I’ll start with the conclusions of an article by Yoel Elitzur, originally presented at the 14th World Congress of Jewish Studies in Jerusalem, in 2005. It’s an article about the Hebrew words נהר nahar and נ֫חל náḥal, words that look very much the same, but have similar, yet distinct, meanings.
My biblical dictionary defines both of these words as stream. But even the dictionary points out a difference between them: nahar (which occurs 120 times in the Bible) is river or stream, while náḥal (even more often, 140 times) makes stream the second definition. The first is river valley or wadi, a “stream” with a perennial supply of water, “more often only in winter.” That’s not a translation, of course, it’s an explanation.

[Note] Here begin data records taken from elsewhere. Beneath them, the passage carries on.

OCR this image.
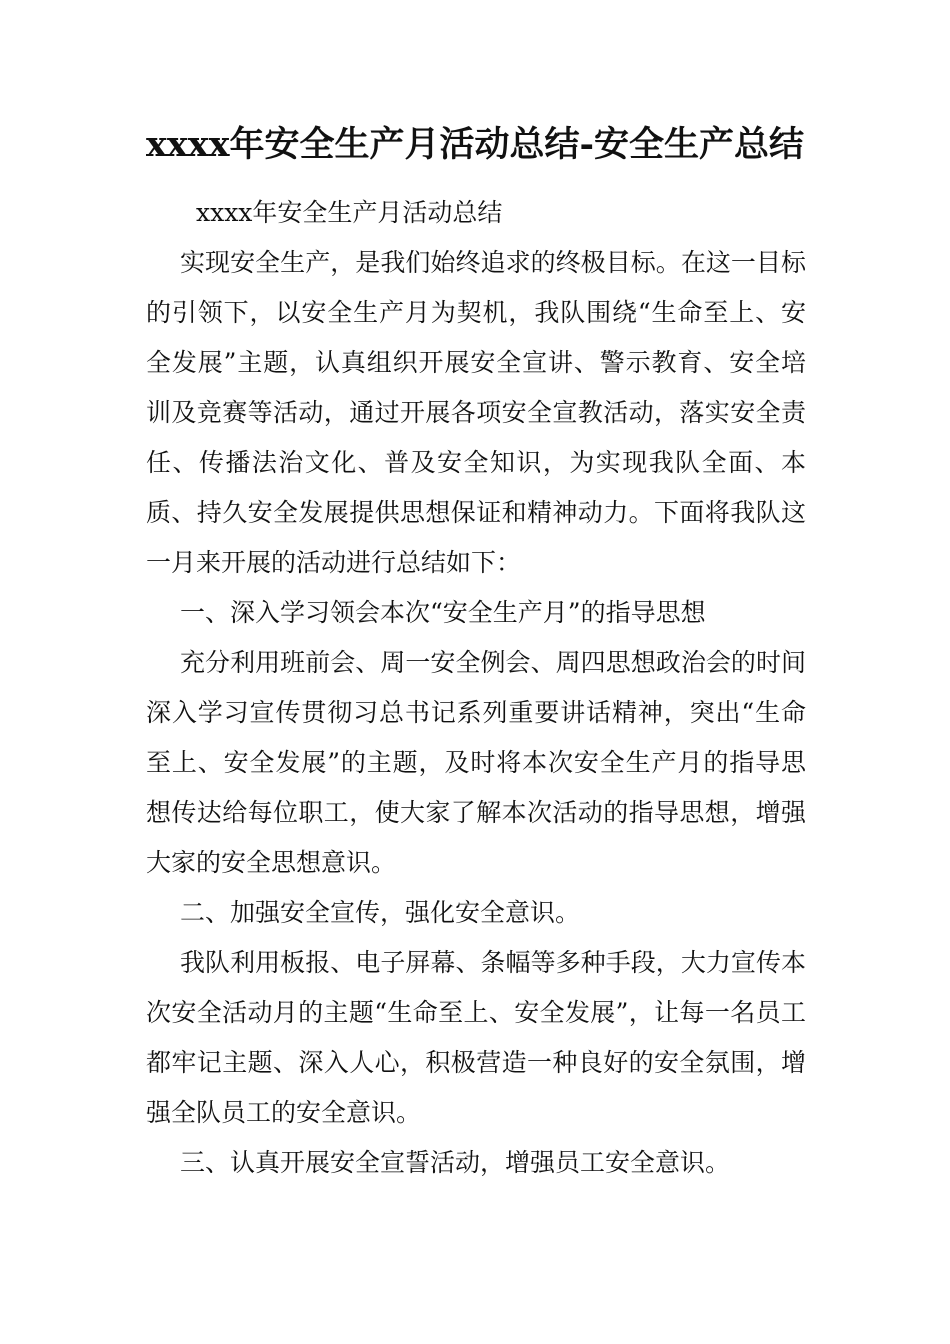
xxxx年安全生产月活动总结-安全生产总结

xxxx年安全生产月活动总结

实现安全生产，是我们始终追求的终极目标。在这一目标的引领下，以安全生产月为契机，我队围绕“生命至上、安全发展”主题，认真组织开展安全宣讲、警示教育、安全培训及竞赛等活动，通过开展各项安全宣教活动，落实安全责任、传播法治文化、普及安全知识，为实现我队全面、本质、持久安全发展提供思想保证和精神动力。下面将我队这一月来开展的活动进行总结如下：

一、深入学习领会本次“安全生产月”的指导思想

充分利用班前会、周一安全例会、周四思想政治会的时间深入学习宣传贯彻习总书记系列重要讲话精神，突出“生命至上、安全发展”的主题，及时将本次安全生产月的指导思想传达给每位职工，使大家了解本次活动的指导思想，增强大家的安全思想意识。

二、加强安全宣传，强化安全意识。

我队利用板报、电子屏幕、条幅等多种手段，大力宣传本次安全活动月的主题“生命至上、安全发展”，让每一名员工都牢记主题、深入人心，积极营造一种良好的安全氛围，增强全队员工的安全意识。

三、认真开展安全宣誓活动，增强员工安全意识。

A náḥal is what’s called in the American Southwest a wash or, if you want something a little bit more colorful without having to go too far from English, you can call it an arroyo, a word they also use out there, though that’s originally a Spanish word. Fun fact, completing the circle: the Guada- of Spanish names like Guadalajara comes from Arabic wadi.
Elitzur tells us something more than the dictionary does: A nahar is always full of water and a náḥal is often dry; a nahar is big and a náḥal is small. And there’s one more thing.
Poetry has its own rules, but in prose, at least in Standard Biblical Hebrew, a nahar refers to water outside of the land of Israel, and a náḥal is almost always inside the land of Israel, the one possible exception being náḥal mitzráyim ‘the Stream of Egypt’, Wadi El-Arish. Note that Akkadian, which obviously doesn’t care whether a náḥal is in Israel or not, also calls Wadi El-Arish a náḥal.
In any case, when you see a náḥal in the Bible, you are inside the land of Israel, you are looking at something smaller than a river, and unless they tell you something different, there’s no water in the thing.
Why am I mentioning it this week? Obviously, because the word náḥal occurs in this week’s reading:
From there they proceeded to Guggod and from Guggod to Yot’vat, a land with naḥalim of water.
That’s Deut 10:7. Two stops after the death of Aaron on the Israelite march to Canaan, the Israelites reached Yot’vat, a land with naḥalim of water. (In Num 33:33-34, in the complete list of the Israelites’ travels, the stop before Yot’vat is Hor-haggidgad, and nothing is said about naḥalim.) Most likely Yot’vat is at (or near) the modern kibbutz called Yotvata.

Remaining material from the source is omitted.